U.S. agency will use information provided by container lines in the WTSA.

The U.S. Department of Agricultural (USDA) has released its first Ocean Shipping Container Availability Report (OSCAR), which uses data provided by the container lines in the Westbound Transpacific Stabilization Agreement (WTSA).

According to  WTSA, OSCAR aims to provide freight shippers with a snapshot of current equipment availability at 18 inland intermodal load locations in the form of aggregate net surplus or deficit totals for participating carriers. The report also will forecast the expected availability at each location two weeks out, based on advance carrier bookings.
The report is available on USDA’s website at www.ams.usda.gov/oscar.
“OSCAR represents a model industry-government collaboration, bringing added transparency to the export supply chain,” says Brian Conrad, WTSA executive administrator. “Putting the right data collection and reporting processes in place has required persistence and hard work by both ocean carriers and USDA, and WTSA lines appreciate the critical leadership role USDA has played in launching this valuable pilot project.”
According to the WTSA, the joint USDA/WTSA pilot project is an outgrowth of discussions begun in 2010 amid severe space equipment shortages in the transpacific trade as Asia-U.S. import demand suddenly spiked and ships idled in the global downturn returned to service. Most Asian container production capacity had closed, leaving carriers scrambling to locate and deploy containers and to reposition empty containers back to Asia once they had been unloaded. The situation left U.S. exporters short of vessel space and equipment, even as export demand in Asia was strengthening.
WTSA collects ndividual carrier data and submits it in aggregate to USDA, anonymously, for posting in weekly reports.
“The main purpose behind OSCAR is to provide visibility into how equipment flows trade-wide on a week-to-week and seasonal basis, so that exporters are able to work with their carriers to access containers in the most efficient way possible,” Conrad says.
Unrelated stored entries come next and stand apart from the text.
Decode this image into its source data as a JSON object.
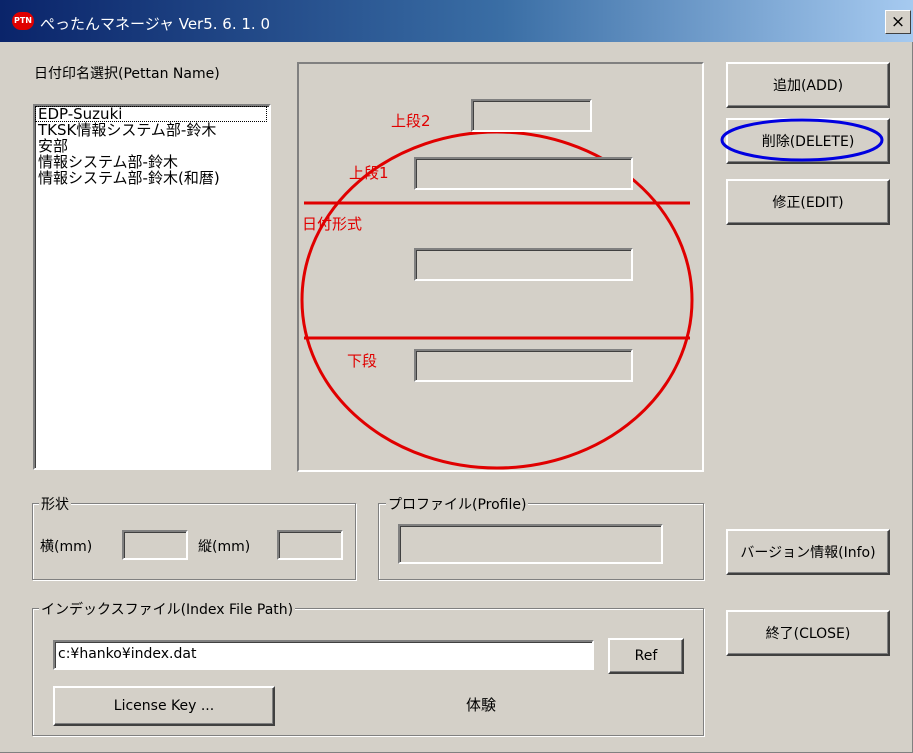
{
  "window": {
    "title": "ぺったんマネージャ Ver5. 6. 1. 0",
    "app_icon_text": "PTN",
    "close_label": "×"
  },
  "names": {
    "label": "日付印名選択(Pettan Name)",
    "items": [
      "EDP-Suzuki",
      "TKSK情報システム部-鈴木",
      "安部",
      "情報システム部-鈴木",
      "情報システム部-鈴木(和暦)"
    ]
  },
  "stamp": {
    "color": "#e00000",
    "upper2_label": "上段2",
    "upper1_label": "上段1",
    "date_format_label": "日付形式",
    "lower_label": "下段",
    "upper2_value": "",
    "upper1_value": "",
    "date_value": "",
    "lower_value": ""
  },
  "buttons": {
    "add": "追加(ADD)",
    "delete": "削除(DELETE)",
    "edit": "修正(EDIT)",
    "info": "バージョン情報(Info)",
    "close": "終了(CLOSE)",
    "ref": "Ref",
    "license": "License Key ..."
  },
  "annotation": {
    "color": "#0000e0"
  },
  "shape": {
    "title": "形状",
    "width_label": "横(mm)",
    "height_label": "縦(mm)",
    "width_value": "",
    "height_value": ""
  },
  "profile": {
    "title": "プロファイル(Profile)",
    "value": ""
  },
  "index": {
    "title": "インデックスファイル(Index File Path)",
    "path": "c:¥hanko¥index.dat",
    "mode": "体験"
  }
}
“Surplus or deficit data attributed to a specific carrier can easily be misinterpreted,” Conrad says. “Surplus containers on a given day might be pre-allocated to other customers or trades; a deficit in the same location might simply reflect priorities based on a carrier’s cargo mix, customer base or inland terminal arrangements. There are many underlying factors affecting a carrier’s equipment situation from week to week, and we wanted to ensure that these would not compromise the report’s value as a planning and reference tool.”
WTSA members include APL Ltd., Hyundai Merchant Marine Co. Ltd., COSCO Container Lines Ltd., K Line, Evergreen Line, N.Y.K. Line, Hanjin Shipping Co., OOCL, Hapag Lloyd AG and Yang Ming Marine Transport Corp.